And Fail.

So I played Ultima IV two days in a row, died three times in the first five minutes the first day, then finally found my way to two other towns in the game.  I’m afraid I just haven’t got the focus to maintain the game play.

 

Also fail, my therapist spends so much time fulfilling his talking agenda I don’t even get an opening to talk about the things I should be talking about and which my psychologist/psychiatrist (whichever one it is that does the prescribing) says I should be addressing.  He hasn’t heard a word about my aggressive behaviors, my violent tendencies, my risky sexual behavior, all of which are only not current issues mainly because I live in virtual isolation.  I didn’t even get a word out about my most recent attempted suicide because he had a printout of Counting Your Blessings he wanted to read off and then hand to me.  These sessions are supposed to last at least 50 minutes, right?  He got me in and out in about 25, if the clocks are not wrong.  The psychiatric doctor rediagnosed me from cyclothymic to Affective Disorder with Combined whatchamacallits, both Depression and Anxiety.  I’ll be looking that up shortly to see what the actual difference is in the diagnosis.

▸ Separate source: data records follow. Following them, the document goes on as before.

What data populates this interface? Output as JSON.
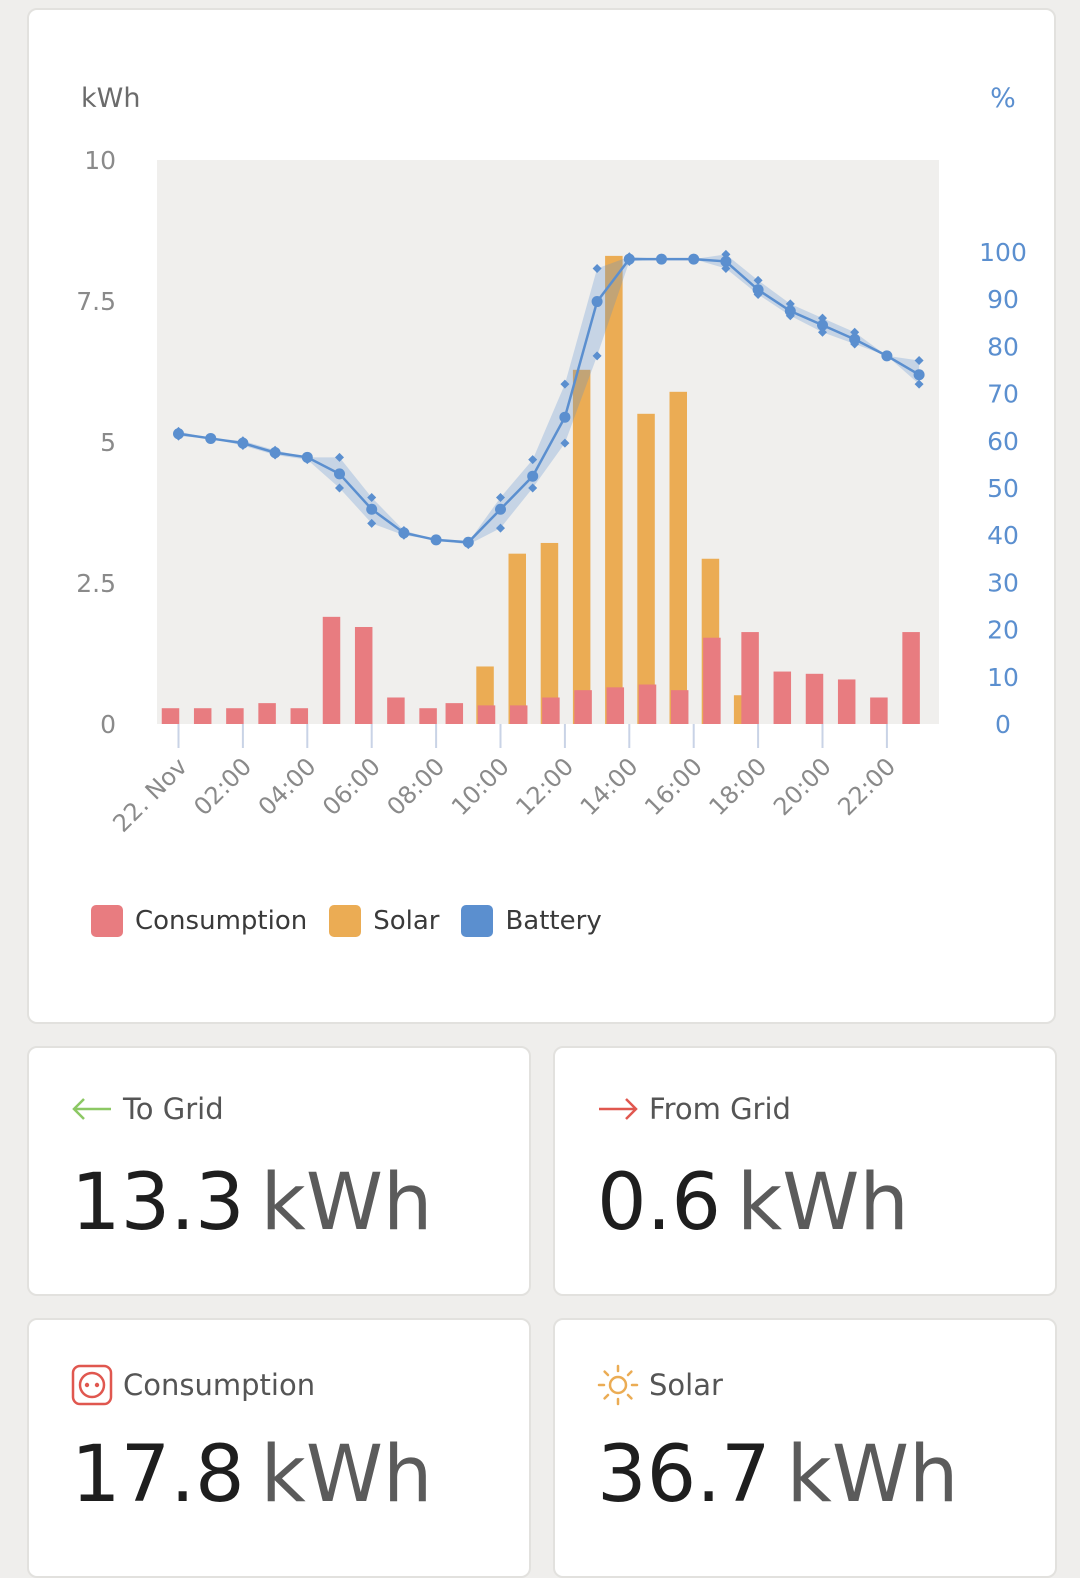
{
  "chart_data": {
    "type": "bar+line",
    "y_left_label": "kWh",
    "y_right_label": "%",
    "y_left_ticks": [
      "10",
      "7.5",
      "5",
      "2.5",
      "0"
    ],
    "y_right_ticks": [
      "100",
      "90",
      "80",
      "70",
      "60",
      "50",
      "40",
      "30",
      "20",
      "10",
      "0"
    ],
    "ylim_left": [
      0,
      10
    ],
    "ylim_right": [
      0,
      100
    ],
    "x_tick_labels": [
      "22. Nov",
      "02:00",
      "04:00",
      "06:00",
      "08:00",
      "10:00",
      "12:00",
      "14:00",
      "16:00",
      "18:00",
      "20:00",
      "22:00"
    ],
    "hours": [
      "00:00",
      "01:00",
      "02:00",
      "03:00",
      "04:00",
      "05:00",
      "06:00",
      "07:00",
      "08:00",
      "09:00",
      "10:00",
      "11:00",
      "12:00",
      "13:00",
      "14:00",
      "15:00",
      "16:00",
      "17:00",
      "18:00",
      "19:00",
      "20:00",
      "21:00",
      "22:00",
      "23:00"
    ],
    "series": [
      {
        "name": "Consumption",
        "type": "bar",
        "color": "#e87c80",
        "values": [
          0.28,
          0.28,
          0.28,
          0.37,
          0.28,
          1.9,
          1.72,
          0.47,
          0.28,
          0.37,
          0.33,
          0.33,
          0.47,
          0.6,
          0.65,
          0.7,
          0.6,
          1.53,
          1.63,
          0.93,
          0.89,
          0.79,
          0.47,
          1.63
        ]
      },
      {
        "name": "Solar",
        "type": "bar",
        "color": "#ebac54",
        "values": [
          0,
          0,
          0,
          0,
          0,
          0,
          0,
          0,
          0,
          1.02,
          3.02,
          3.21,
          6.28,
          8.3,
          5.5,
          5.89,
          2.93,
          0.51,
          0,
          0,
          0,
          0,
          0,
          0
        ]
      },
      {
        "name": "Battery",
        "type": "line",
        "color": "#5b8fcf",
        "values": [
          61.5,
          60.5,
          59.5,
          57.5,
          56.5,
          53,
          45.5,
          40.5,
          39,
          38.5,
          45.5,
          52.5,
          65,
          89.5,
          98.5,
          98.5,
          98.5,
          98,
          92,
          87.5,
          84.5,
          81.5,
          78,
          74
        ],
        "min": [
          61,
          60.5,
          59,
          57,
          56,
          50,
          42.5,
          40,
          39,
          38,
          41.5,
          50,
          59.5,
          78,
          98,
          98.5,
          98.5,
          96.5,
          91,
          86.5,
          83,
          80.5,
          78,
          72
        ],
        "max": [
          62,
          60.5,
          60,
          58,
          56.5,
          56.5,
          48,
          41,
          39,
          38.5,
          48,
          56,
          72,
          96.5,
          99,
          98.5,
          98.5,
          99.5,
          94,
          89,
          86,
          83,
          78,
          77
        ]
      }
    ],
    "grid": false,
    "legend_position": "bottom-left"
  },
  "legend": [
    {
      "label": "Consumption",
      "color": "#e87c80"
    },
    {
      "label": "Solar",
      "color": "#ebac54"
    },
    {
      "label": "Battery",
      "color": "#5b8fcf"
    }
  ],
  "stats": {
    "to_grid": {
      "label": "To Grid",
      "value": "13.3",
      "unit": "kWh",
      "icon": "arrow-left-icon",
      "icon_color": "#8cc864"
    },
    "from_grid": {
      "label": "From Grid",
      "value": "0.6",
      "unit": "kWh",
      "icon": "arrow-right-icon",
      "icon_color": "#e0574f"
    },
    "consumption": {
      "label": "Consumption",
      "value": "17.8",
      "unit": "kWh",
      "icon": "power-socket-icon",
      "icon_color": "#e0574f"
    },
    "solar": {
      "label": "Solar",
      "value": "36.7",
      "unit": "kWh",
      "icon": "sun-icon",
      "icon_color": "#ebac54"
    }
  }
}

An Experiment in Time Travel?

So, last night I had my daughter obtain for me a copy of Ultima4, which was released a full year before she was born.  Clearly I hadn’t the equipment at my disposal back then to play computer games at all, but after reading Felicia Day’s memoir, “You’re Never Weird On The Internet (Almost)”, I found myself craving the experience so many of my peers went through.  So I believe I shall keep a log of my gaming experiment here.  Later today I will go through the creation of my first Ultima character.  If screen grabs are a thing in it, I may pull some and share them, too.

Are You Kidding Me?

Well, this morning I was scheduled to visit with an oral surgeon, because there’s a lump in my jaw and there’s pain when I open my mouth too wide, like if I try to yawn, it hurts.  So, I had to go without food all morning, and being diabetic, I had to keep a close eye on my blood sugar.  By the time the appointment came, it was at 79.  Before the end of the appointment it was down to 66.

The good news is, I don’t have to get surgery.  He found nothing abnormal i my x-rays or physical exam, so not even a biopsy.  But what he did finally diagnose me with?  Arthritis in my jaw.  When did that become a thing?  He gave me a pamphlet about TMJ — oh, so that’s what TMJ is then, arthritis of the mouth?  Crap.

Am I Really Doing This Again?

So I’ve had lame attempts at establishing web based journals, and I haven’t done much better with them than I have with tangible notebook style diaries, but here I go, making another stab at it.  Stab, whee.

That picture in the header is my Princess Winnifred when she was a baby, apparently offering herself up as a sacrifice to The Great Allmommy, also knows as NeNe. That was on 2011, and since then, Winnie has grown to appoint herself as my personal service dog.  She pokes at me when she thinks it’s time for me to check my blood sugars and take my meds.  She even fusses at me if I don’t get up and go to the bathroom as soon as I need to.  Winnie, and all of her family, a total of seven brothers and sisters as well as both parents, are Chiweenies, a mix of Miniature Dachshunds and Chihuahua. Personally I like the name Dachshuahua, but I was not consulted on this.